3) can the bug be reproduced without autofcus? (if yes, turn it off)
Title: Re: EOSM Shutter-Bug reboot
Post by: dfort on March 11, 2018, 06:29:25 PM
Quote from: a1ex on March 11, 2018, 12:18:19 PM
Noticed a bug: the log files must have Unix-style newlines, otherwise the script won't work well. The logs from here seem to be with Windows-style newlines.

Darn it, just found out that Pastebin is doing that. Can't find a way to change it--is it a problem? Should I find another service to post my logs?

Thanks for the detailed post. This will keep me busy for a while.

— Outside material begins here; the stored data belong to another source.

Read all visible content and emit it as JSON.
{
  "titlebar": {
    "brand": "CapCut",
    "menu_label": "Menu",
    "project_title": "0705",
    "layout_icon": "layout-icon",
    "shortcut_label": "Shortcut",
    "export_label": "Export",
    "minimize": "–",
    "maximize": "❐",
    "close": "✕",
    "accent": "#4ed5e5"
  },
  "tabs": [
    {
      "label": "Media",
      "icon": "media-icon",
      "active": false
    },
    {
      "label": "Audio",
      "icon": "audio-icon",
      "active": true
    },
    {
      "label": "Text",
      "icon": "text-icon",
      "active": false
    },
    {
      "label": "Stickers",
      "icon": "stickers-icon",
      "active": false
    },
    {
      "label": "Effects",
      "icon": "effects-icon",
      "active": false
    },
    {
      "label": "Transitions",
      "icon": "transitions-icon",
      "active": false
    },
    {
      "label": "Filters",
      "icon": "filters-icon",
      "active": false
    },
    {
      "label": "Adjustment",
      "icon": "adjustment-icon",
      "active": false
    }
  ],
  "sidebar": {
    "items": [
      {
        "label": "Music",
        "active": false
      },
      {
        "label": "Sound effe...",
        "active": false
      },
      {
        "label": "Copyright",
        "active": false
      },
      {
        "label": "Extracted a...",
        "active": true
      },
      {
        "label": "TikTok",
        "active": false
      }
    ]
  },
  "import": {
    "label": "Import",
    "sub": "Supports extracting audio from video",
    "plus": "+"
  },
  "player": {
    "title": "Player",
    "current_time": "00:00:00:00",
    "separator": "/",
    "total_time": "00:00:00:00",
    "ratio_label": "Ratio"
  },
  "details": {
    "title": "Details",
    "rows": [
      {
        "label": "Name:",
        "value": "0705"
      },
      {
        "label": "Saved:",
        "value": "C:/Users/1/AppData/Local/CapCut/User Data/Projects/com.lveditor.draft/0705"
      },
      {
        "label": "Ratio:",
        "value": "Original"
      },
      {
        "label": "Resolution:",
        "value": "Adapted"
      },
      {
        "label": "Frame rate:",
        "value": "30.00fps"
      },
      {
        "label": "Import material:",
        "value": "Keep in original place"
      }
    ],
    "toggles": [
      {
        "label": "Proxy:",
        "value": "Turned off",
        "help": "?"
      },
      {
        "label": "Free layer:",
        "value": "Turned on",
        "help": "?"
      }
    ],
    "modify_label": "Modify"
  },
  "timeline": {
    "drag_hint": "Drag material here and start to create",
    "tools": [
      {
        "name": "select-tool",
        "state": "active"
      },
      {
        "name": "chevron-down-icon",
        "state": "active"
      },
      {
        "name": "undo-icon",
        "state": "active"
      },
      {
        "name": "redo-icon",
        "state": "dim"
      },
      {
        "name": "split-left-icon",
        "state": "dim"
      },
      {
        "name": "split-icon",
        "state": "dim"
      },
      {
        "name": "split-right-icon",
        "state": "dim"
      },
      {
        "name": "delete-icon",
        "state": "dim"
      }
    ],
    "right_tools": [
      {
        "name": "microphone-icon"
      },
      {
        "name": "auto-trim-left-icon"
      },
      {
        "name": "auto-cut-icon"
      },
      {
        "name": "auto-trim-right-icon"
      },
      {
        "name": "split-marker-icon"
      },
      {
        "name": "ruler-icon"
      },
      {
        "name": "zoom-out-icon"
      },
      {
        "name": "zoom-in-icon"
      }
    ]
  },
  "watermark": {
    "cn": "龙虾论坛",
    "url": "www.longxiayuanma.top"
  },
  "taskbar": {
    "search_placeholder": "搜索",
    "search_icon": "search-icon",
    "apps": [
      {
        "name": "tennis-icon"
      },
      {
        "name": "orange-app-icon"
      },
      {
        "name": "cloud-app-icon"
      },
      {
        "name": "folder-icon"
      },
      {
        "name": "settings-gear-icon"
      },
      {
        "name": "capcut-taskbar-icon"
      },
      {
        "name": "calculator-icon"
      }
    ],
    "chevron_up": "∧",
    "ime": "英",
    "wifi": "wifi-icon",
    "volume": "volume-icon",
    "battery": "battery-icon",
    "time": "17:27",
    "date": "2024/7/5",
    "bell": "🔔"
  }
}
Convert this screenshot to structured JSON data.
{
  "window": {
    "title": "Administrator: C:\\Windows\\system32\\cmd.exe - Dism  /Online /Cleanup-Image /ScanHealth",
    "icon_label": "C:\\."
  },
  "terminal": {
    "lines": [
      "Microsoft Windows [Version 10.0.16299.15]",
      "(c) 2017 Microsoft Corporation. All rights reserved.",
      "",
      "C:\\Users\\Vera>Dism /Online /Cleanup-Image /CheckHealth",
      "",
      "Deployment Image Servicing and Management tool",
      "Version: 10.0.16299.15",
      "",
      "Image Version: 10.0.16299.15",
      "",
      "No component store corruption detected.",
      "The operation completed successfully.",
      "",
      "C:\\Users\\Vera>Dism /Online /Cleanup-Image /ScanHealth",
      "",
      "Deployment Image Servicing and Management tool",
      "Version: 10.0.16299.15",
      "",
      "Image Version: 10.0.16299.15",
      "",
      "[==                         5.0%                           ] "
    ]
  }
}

Quote from: a1ex on March 11, 2018, 12:18:19 PM
Note: both startup logs were created with: StartupCondition : 4, 0:

Interesting--I pressed both the Play and INFO button on startup so it would start outside of LiveView and not load ML yet the shutter-bug still showed up. So much for StartupCondition having something to do with killing the bug.

[EDIT] Thought I'd try this:

Quote from: a1ex on March 11, 2018, 12:18:19 PM
Long shot: what if you disable sensor cleaning?

Didn't kill the bug. I also tried "Clean now" because the EOSM displays the sensor cleaning only on shutdown but even though it triggered the shutter during cleaning the shutter-bug was still present after sensor cleaning.
Title: Re: EOSM Shutter-Bug reboot
Post by: a1ex on March 11, 2018, 06:44:03 PM
Replace "\n" with "\r\n" in the script (will commit it later).
Title: Re: EOSM Shutter-Bug reboot
Post by: dfort on March 11, 2018, 11:42:33 PM
Started creating logs and processing them. Got something worth sharing:

https://www.dropbox.com/sh/j59xlz1qd1yelen/AABiu9QYITsJ-8RYBQiQZFnta?dl=0

First of all, the changes I did to io_trace (love being able to read this from autoexec.bin):

Magic Lantern Nightly.2018Mar11.EOSM202
Camera   : EOSM
Firmware : 202
Changeset: 2838aae45890+ (io_trace)
Built on : 2018-03-11 20:56:53 by rosiefort@RosieFoComputer

diff -r 2838aae45890 src/boot-hack.c
--- a/src/boot-hack.c Tue Feb 13 21:36:23 2018 +0100
+++ b/src/boot-hack.c Sun Mar 11 13:56:54 2018 -0700
@@ -25,6 +25,7 @@
  * Boston, MA  02110-1301, USA.
  */

+#include "beep.h"
#include "dryos.h"
#include "config.h"
#include "version.h"
@@ -528,7 +529,11 @@


#ifdef CONFIG_DEBUG_INTERCEPT_STARTUP
-    info_led_blink(20,500,500);
+    info_led_blink(10,500,500);
+    beep();
+    DryosDebugMsg(0, 0, "*** Attempting to take a picture...");
+    call("Release");
+    info_led_blink(10,500,500);
     debug_intercept();
#endif
}
diff -r 2838aae45890 src/dm-spy.c
--- a/src/dm-spy.c Tue Feb 13 21:36:23 2018 +0100
+++ b/src/dm-spy.c Sun Mar 11 13:56:54 2018 -0700
@@ -112,7 +112,7 @@

     /* only log messages from LiveView tasks until the buffer is half-full
      * (these are very verbose) */
-    if (lv && len > buf_size / 2)
+    if (lv)
     {
         if (streq(current_task->name, "Evf") ||
             streq(current_task->name, "Epp") ||
diff -r 2838aae45890 platform/EOSM.202/internals.h
--- a/platform/EOSM.202/internals.h Tue Feb 13 21:36:23 2018 +0100
+++ b/platform/EOSM.202/internals.h Sun Mar 11 13:56:54 2018 -0700
@@ -138,7 +138,7 @@
//~ #define CONFIG_AUDIO_CONTROLS

/** Patch LiveViewApp dialog hander to hide Canon bottom bar */
-#define CONFIG_LVAPP_HACK_PATCH
+// #define CONFIG_LVAPP_HACK_PATCH

/** Workaround for menu timeout in LiveView */
#define CONFIG_MENU_TIMEOUT_FIX


CONFIG_DEBUG_INTERCEPT_STARTUP = y


The test wouldn't run when pressing Play and INFO so I used only the Play button. Lights flashed two logs were saved and in both cases the second log showed the "*** Attempting to take a picture..." message so I processed the second logs.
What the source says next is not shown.